Worst Jokes Ever
We have life. I hope we have life. We have God in Jesus Christ. This is a good thing. It is a song part.
A puma was making another puma laugh. That puma that was laughing said, “Stop making me laugh! I’m gonna puma pants!”
I like my girls like I like my wine.
12 years old and locked in my basement.
It says enter a joke, but I can't enter my life.
Solve this equation: a gay boy + a whole lot of drugs = A hyped up f'ing machine.
The teacher asked, "Why are you in school on a Saturday?"
I told her my mum told me to go to hell.
At weddings, old people poke me and say, "You're next!" So I do the same to them at funerals.
Why is the number 6 afraid of 7? Because 7 8 9.
Stephen Hawking's last words were, "Ethernet cable not detected, shutting down."
Someone came to me and said, "Your dad is gay." I just said, "Wait. You know where my dad is? Please tell me!"

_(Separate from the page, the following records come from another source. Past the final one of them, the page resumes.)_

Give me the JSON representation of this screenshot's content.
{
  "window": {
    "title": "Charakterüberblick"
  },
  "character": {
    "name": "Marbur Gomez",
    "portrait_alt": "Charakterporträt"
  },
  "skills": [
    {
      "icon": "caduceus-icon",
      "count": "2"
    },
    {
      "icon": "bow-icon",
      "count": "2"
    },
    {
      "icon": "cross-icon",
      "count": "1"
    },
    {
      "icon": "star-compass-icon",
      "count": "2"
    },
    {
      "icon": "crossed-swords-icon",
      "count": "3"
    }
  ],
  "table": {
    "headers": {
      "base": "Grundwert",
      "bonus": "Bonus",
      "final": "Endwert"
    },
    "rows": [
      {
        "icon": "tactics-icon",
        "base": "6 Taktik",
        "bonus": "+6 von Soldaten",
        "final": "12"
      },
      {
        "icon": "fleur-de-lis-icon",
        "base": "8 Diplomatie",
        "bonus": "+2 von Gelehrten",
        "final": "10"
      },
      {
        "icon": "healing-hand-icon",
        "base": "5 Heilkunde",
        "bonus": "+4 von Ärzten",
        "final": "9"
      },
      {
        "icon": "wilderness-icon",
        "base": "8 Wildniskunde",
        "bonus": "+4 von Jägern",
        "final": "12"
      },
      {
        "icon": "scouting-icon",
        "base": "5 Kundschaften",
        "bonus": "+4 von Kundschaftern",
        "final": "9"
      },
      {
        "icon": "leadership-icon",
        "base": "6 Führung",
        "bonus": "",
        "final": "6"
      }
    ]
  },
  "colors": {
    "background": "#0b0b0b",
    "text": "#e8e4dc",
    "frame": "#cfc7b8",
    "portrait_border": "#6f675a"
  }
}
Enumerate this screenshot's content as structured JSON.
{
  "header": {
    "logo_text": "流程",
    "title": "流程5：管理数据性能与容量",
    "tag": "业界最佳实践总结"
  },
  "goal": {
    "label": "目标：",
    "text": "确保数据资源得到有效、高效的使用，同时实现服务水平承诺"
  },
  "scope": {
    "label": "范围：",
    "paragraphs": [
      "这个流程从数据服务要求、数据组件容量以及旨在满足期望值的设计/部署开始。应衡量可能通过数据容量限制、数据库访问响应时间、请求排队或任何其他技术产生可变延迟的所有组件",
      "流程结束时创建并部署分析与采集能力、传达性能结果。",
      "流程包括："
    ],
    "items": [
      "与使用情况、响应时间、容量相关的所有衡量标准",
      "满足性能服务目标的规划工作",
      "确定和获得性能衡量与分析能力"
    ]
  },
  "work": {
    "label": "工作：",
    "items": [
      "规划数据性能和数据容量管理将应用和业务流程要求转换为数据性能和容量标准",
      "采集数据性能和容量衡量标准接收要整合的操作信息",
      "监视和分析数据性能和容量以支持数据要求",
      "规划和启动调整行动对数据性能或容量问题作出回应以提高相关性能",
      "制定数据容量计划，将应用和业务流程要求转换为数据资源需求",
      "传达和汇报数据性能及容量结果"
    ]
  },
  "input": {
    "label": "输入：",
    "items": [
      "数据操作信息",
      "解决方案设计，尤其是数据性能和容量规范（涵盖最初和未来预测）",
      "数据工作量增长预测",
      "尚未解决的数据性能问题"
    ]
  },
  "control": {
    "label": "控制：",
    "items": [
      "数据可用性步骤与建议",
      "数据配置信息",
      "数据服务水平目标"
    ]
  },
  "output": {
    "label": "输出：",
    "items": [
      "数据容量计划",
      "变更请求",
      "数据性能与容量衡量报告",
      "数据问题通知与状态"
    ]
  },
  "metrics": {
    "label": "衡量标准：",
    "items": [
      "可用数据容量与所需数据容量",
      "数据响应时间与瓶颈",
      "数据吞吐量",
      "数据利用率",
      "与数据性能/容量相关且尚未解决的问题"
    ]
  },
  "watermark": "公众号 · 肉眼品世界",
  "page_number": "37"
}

Why didn't the toilet paper cross the road?
It didn't want to get stuck in any more cracks!
A father of a young girl comes to meet the doctor.
Father: Doctor, how is my daughter's report?
Doctor: Congrats, your daughter is pregnant.
Father: WTF ?????? My daughter is 10 years old and unmarried!
Why can't orphans play baseball?
because they'll never make it home.
Sailors are coming onto the boardwalk and are met by Colonel Sanders. He asks them, "What is your occupation?" They respond, "We are seamen." So he says, "Well, you better wash up 'cause I'm finger lickin' good!"
What did Mother Mary say when God farted? Jesus Christ, you stink!
What was the nickname for the knight who ruled the fort?
"Fortnite"
I saw a cyclist in the road today, so I ran over him and he said in a robotic voice, "SHUTTING DOWN!"
What's fat and wanks over his mom?
Guy Sheppard.
How did I escape from Iraq, Iran?
I'm looking for women. Put your height, weight, and bra size in the comments.